Irrepressible: Picasso wearing a bull's head: The LIFE Picture Collection/Gett
Irrepressible: Picasso wearing a bull's head: The LIFE Picture Collection/Gett

Of the many alter egos in Picasso’s art, the minotaur prompted his most extraordinary imaginative feats. Aside from evoking a lifelong passion for the bullfight — also captured here, in works from childhood to old age — the mythological creature, when it rampaged into Picasso’s art in the Thirties, reflected his trauma at a painful divorce, complicated affairs, and Spain’s inexorable progress towards civil war.

Its duality allowed Picasso, above in a bull’s head in 1959, to transform his vexed feelings: the minotaur is by turns violent and tender. In three prints made in one day, June 18, 1933, Picasso pictures him in a ferocious love-making scene, then tenderly watching a sleeping woman, and menacingly stooping over her.
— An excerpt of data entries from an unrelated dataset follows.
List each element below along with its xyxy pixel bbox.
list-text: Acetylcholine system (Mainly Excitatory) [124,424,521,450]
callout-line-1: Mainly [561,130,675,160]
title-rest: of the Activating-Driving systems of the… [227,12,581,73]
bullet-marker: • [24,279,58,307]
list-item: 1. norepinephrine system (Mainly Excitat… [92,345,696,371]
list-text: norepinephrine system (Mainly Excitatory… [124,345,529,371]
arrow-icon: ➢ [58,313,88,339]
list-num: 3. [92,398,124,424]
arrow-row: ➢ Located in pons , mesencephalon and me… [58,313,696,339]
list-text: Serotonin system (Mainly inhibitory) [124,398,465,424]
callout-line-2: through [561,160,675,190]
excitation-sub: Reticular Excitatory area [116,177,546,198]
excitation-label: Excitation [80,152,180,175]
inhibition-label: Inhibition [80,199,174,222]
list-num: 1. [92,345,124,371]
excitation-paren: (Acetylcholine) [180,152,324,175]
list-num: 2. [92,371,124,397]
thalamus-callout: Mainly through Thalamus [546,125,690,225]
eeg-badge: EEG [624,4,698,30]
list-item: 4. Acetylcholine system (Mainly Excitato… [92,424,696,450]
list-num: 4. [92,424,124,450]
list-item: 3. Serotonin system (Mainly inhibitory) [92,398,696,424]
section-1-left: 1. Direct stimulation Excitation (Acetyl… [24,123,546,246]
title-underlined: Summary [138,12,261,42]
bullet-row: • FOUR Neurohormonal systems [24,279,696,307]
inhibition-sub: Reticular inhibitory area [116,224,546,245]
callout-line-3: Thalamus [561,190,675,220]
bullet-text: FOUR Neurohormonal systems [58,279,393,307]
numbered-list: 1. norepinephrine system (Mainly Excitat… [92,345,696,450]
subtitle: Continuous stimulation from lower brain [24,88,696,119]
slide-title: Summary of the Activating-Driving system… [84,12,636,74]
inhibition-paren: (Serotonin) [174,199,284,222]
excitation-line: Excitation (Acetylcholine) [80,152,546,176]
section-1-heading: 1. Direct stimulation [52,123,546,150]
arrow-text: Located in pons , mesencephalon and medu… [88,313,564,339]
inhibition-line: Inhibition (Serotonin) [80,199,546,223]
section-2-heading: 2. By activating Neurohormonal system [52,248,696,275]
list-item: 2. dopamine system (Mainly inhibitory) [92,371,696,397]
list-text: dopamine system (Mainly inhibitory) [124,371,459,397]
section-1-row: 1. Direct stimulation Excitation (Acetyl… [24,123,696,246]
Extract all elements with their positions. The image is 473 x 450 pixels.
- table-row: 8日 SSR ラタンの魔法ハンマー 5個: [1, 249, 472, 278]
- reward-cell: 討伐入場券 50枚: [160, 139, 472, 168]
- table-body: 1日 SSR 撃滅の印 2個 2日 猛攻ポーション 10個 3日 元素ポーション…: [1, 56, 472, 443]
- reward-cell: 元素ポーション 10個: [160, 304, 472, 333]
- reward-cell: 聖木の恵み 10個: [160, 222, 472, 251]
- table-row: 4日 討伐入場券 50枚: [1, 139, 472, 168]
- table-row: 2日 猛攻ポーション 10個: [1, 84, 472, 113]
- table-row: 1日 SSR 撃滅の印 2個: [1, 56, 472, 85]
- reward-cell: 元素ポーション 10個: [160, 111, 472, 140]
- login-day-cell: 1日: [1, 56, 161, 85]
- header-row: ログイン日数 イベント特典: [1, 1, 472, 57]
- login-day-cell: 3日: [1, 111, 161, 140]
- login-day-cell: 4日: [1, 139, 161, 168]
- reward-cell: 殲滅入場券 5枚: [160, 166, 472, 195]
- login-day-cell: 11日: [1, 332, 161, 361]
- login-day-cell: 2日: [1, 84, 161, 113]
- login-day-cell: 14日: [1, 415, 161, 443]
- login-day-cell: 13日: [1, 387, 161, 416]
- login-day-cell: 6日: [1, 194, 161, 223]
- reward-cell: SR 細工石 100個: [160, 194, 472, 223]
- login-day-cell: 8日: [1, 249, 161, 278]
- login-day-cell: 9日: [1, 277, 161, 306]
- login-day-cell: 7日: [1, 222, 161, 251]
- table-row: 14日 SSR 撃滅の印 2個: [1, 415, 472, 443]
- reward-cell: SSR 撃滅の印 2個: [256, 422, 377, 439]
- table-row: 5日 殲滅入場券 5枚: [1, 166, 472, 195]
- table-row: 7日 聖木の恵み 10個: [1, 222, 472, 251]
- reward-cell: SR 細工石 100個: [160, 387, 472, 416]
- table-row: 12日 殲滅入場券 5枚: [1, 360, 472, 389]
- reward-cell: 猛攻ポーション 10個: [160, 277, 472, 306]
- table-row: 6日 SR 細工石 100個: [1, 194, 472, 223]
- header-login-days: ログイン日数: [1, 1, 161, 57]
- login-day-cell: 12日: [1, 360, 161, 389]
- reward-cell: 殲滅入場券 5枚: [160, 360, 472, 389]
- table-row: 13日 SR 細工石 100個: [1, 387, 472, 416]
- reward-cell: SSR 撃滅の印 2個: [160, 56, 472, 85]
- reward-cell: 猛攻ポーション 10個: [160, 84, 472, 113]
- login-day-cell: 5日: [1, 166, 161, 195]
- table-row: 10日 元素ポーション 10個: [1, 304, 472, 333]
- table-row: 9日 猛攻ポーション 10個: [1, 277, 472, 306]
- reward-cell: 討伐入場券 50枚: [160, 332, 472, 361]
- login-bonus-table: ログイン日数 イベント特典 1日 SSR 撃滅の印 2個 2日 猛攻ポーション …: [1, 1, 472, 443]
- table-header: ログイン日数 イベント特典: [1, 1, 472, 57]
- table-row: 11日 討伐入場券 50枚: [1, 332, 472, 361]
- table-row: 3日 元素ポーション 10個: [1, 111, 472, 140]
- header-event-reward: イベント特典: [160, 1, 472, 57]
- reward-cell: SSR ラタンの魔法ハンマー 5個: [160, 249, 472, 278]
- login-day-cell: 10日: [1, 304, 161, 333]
They’re all masterpieces: tumbling, frame-filling compositions drawn in Picasso’s miraculous, unwavering line. Indeed, the prints, drawings and gouaches are the show’s real highlights — such as the transcendent group of etchings La Minotauromachie (1935). The oil paintings are not of stellar quality for Picasso — though for most artists, they’d be career high-points.

What leaps from this exhibition, whether in the bullring or the minotaur’s labyrinth, whether with the brush, the pencil or the etching needle, is Picasso’s irrepressible inventive genius.